James S. McIlwain, M.D., president and CEO of Information and Quality Healthcare of Ridgeland, says the Bible was his favorite book and has had a very powerful influence on his life.
“During my childhood and teenage years, I participated in many church activities as directed by my father and mother,” he said. “Scripture from the Bible was the foundation of my early church learning experiences. I must say that it was later in my life before I could understand the true essence of the Bible and how tremendous is this instruction book for living life.”
Operations manager for University Communications in Oxford, Debbie Binkley lists “Babar” by Jean DeBrunhoff as her favorite childhood book. “I think it was as much the artwork as the story line, although the story was good,” she said. “I grew up in rural Lafayette County and the pictures were so pretty and different from any I was used to seeing.”
Biographies of famous people were the favorites of Suzanne Russell growing up in Wesson where her dad, Ray Busby, a junior college history instructor, greatly influenced her.

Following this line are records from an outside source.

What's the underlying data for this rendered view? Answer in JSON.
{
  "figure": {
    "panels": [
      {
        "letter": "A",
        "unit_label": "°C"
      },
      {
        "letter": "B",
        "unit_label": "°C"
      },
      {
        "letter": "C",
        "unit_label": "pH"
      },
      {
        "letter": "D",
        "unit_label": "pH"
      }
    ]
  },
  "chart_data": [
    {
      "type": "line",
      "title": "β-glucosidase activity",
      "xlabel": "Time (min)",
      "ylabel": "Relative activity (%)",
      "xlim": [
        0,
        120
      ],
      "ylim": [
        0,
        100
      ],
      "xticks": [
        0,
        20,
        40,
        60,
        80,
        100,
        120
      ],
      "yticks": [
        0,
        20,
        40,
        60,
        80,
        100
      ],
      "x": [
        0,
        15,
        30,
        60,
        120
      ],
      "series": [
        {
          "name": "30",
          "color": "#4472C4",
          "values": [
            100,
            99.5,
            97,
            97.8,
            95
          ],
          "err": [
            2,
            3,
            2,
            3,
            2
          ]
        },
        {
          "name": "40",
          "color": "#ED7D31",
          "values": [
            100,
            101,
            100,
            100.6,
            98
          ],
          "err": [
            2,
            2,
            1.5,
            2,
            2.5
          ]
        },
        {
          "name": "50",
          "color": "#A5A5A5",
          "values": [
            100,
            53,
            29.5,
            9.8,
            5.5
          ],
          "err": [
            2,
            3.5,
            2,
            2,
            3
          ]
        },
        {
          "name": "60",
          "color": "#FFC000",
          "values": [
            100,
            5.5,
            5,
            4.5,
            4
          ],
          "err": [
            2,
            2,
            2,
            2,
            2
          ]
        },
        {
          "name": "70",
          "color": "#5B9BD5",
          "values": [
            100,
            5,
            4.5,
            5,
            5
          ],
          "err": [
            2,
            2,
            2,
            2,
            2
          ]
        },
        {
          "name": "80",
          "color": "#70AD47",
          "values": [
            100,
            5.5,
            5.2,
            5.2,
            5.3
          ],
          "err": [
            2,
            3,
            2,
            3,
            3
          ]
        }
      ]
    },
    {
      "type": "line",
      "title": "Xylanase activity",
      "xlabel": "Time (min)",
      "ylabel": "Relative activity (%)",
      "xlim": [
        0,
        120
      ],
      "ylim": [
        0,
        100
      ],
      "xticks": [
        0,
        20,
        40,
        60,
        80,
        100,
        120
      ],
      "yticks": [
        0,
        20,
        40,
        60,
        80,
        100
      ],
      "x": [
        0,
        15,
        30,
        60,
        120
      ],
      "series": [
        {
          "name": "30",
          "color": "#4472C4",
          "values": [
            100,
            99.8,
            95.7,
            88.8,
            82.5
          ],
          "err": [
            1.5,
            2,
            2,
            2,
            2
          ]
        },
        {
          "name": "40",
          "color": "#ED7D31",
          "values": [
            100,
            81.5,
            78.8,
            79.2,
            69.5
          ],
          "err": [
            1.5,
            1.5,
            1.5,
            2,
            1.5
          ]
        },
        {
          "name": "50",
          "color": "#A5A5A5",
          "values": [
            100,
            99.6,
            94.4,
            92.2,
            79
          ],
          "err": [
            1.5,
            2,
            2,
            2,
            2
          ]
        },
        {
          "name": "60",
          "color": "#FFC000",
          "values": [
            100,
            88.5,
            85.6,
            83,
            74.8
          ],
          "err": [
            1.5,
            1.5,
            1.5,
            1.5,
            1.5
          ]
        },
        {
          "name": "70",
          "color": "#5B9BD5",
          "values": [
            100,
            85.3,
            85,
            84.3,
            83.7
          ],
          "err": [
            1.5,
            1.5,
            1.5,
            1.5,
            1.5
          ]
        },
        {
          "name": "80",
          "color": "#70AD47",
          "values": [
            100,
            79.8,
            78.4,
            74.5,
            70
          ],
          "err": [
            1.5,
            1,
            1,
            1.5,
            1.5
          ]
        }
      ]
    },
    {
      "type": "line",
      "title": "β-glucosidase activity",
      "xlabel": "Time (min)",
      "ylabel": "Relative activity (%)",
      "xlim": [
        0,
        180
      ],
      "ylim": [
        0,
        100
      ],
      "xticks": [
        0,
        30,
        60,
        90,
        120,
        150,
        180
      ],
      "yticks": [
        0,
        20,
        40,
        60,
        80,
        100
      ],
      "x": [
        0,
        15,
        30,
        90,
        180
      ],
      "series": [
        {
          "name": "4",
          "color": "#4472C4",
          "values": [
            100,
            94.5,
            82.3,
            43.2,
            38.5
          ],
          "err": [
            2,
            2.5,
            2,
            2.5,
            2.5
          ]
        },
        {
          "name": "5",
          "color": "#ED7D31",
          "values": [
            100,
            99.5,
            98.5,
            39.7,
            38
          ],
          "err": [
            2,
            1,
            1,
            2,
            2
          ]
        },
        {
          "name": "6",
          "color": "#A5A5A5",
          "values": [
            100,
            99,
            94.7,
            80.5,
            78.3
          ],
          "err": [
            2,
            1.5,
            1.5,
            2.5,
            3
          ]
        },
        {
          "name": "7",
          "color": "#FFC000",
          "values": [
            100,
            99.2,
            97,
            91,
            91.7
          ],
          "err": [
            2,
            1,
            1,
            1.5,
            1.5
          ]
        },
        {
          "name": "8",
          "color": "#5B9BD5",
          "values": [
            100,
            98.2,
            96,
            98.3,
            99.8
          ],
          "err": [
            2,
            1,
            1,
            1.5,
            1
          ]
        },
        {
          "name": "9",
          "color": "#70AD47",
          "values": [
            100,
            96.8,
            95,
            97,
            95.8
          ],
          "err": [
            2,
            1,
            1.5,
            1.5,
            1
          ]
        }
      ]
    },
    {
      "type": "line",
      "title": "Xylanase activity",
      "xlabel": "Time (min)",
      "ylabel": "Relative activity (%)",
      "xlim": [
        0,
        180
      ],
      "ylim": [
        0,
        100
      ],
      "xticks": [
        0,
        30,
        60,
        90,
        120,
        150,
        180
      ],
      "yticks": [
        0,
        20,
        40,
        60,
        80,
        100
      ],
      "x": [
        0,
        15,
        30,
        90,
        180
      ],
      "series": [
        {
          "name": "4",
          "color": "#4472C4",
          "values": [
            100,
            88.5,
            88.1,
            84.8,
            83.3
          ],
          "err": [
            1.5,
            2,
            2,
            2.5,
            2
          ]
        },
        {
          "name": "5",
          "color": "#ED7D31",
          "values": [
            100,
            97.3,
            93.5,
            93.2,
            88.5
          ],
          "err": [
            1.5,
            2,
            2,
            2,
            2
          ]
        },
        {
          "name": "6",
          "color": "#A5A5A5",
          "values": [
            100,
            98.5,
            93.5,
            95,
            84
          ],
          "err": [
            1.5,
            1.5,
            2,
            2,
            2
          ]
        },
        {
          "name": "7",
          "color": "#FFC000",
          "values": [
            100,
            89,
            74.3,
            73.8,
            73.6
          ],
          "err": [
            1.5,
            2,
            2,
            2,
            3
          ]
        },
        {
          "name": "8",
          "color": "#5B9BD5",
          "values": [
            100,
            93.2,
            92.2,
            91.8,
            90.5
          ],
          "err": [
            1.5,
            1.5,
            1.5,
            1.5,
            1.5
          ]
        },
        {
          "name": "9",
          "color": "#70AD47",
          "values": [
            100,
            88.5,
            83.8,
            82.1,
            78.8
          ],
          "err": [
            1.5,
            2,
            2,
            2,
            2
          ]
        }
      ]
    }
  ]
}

He sometimes let her attend his American history, world politics and government lectures and regularly took her to the small town library.
“I can still see the little blue books neatly arranged, in alphabetical order, and filled with fascinating stories of famous people from Davy Crockett to Abraham Lincoln to Lewis and Clark to Susan B. Anthony,” she said. “Reading those biographies played a major role in my life. They not only delighted me with exciting true stories but gave me a strong foundation in history.”
A former teacher, Russell has worked as a therapist and is presently the parent education coordinator of the National Alliance for the Mentally Ill in Mississippi.